Gotcha. I was wondering because if you want to support multiple-chromosome simulations it would make life easier if you waited for SLiM to add support for that first. :-> But if it's just simulating the X or the Y by itself, that is already supported, as you know, so that would hopefully be easier to add in stdpopsim. :->

[petrelharp]

I'm going to go ahead with this proposal, but let me know if you're not happy with it!

[bhaller]

I'm fine with whatever choice you folks settle on, just giving input. :->

[igronau]

I'm making (final) edits to the adding species paper, and realized after discussion with @fbaumdicker that we need to incorporate the changes you mention here in the manuscript text. Currently, the section on Updates to stdpopsim and the species catalog includes a short paragraph on gene conversion specifying how the parameterization is set (using Franz's original setup).

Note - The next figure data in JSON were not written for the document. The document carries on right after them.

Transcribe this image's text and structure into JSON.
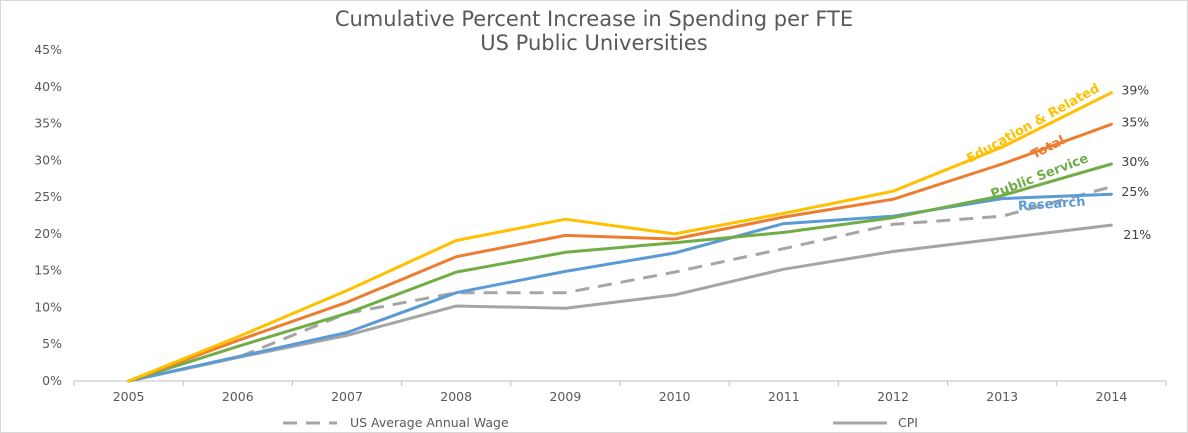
{
  "chart_data": {
    "type": "line",
    "title": "Cumulative Percent Increase in Spending per FTE",
    "subtitle": "US Public Universities",
    "xlabel": "",
    "ylabel": "",
    "ylim": [
      0,
      45
    ],
    "y_ticks": [
      "0%",
      "5%",
      "10%",
      "15%",
      "20%",
      "25%",
      "30%",
      "35%",
      "40%",
      "45%"
    ],
    "categories": [
      "2005",
      "2006",
      "2007",
      "2008",
      "2009",
      "2010",
      "2011",
      "2012",
      "2013",
      "2014"
    ],
    "grid": false,
    "legend_position": "bottom",
    "series": [
      {
        "key": "edu",
        "name": "Education & Related",
        "color": "#FFC000",
        "dash": "",
        "end_label": "39%",
        "values": [
          0,
          6,
          12.3,
          19.1,
          22,
          20,
          22.8,
          25.8,
          31.8,
          39.2
        ]
      },
      {
        "key": "total",
        "name": "Total",
        "color": "#ED7D31",
        "dash": "",
        "end_label": "35%",
        "values": [
          0,
          5.5,
          10.7,
          16.9,
          19.8,
          19.3,
          22.3,
          24.7,
          29.5,
          34.9
        ]
      },
      {
        "key": "pubsvc",
        "name": "Public Service",
        "color": "#70AD47",
        "dash": "",
        "end_label": "30%",
        "values": [
          0,
          4.7,
          9.2,
          14.8,
          17.5,
          18.8,
          20.2,
          22.2,
          25.2,
          29.5
        ]
      },
      {
        "key": "research",
        "name": "Research",
        "color": "#5B9BD5",
        "dash": "",
        "end_label": "25%",
        "values": [
          0,
          3.3,
          6.6,
          12,
          14.9,
          17.4,
          21.4,
          22.4,
          24.8,
          25.4
        ]
      },
      {
        "key": "wage",
        "name": "US Average Annual Wage",
        "color": "#A5A5A5",
        "dash": "14 9",
        "end_label": "",
        "values": [
          0,
          3.2,
          9.2,
          12,
          12,
          14.8,
          18,
          21.3,
          22.4,
          26.4
        ]
      },
      {
        "key": "cpi",
        "name": "CPI",
        "color": "#A5A5A5",
        "dash": "",
        "end_label": "21%",
        "values": [
          0,
          3.2,
          6.2,
          10.2,
          9.9,
          11.7,
          15.2,
          17.6,
          19.4,
          21.2
        ]
      }
    ],
    "legend": [
      {
        "name": "US Average Annual Wage",
        "color": "#A5A5A5",
        "dash": "14 9"
      },
      {
        "name": "CPI",
        "color": "#A5A5A5",
        "dash": ""
      }
    ]
  }
}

I'm not sure that we want to dive into the detail of the different cases because this will distract readers from the main point, and might also change in the future. Currently, the only concrete example we give is for bacteria (E. Coli). So, I thought that we'd mostly focus on parameterization for bacteria and archea, which is fairly simple -- with the bacterial_recombination flag set and the gene_conversion_tract_length set to the appropriate value. We could also mention that gene conversion may be used in other species together with crossover recombination, and parameterization there is more complex (without diving into the details). That leads to another question: do we have an example in the catalog for a species where we model gene conversion and crossover recombination?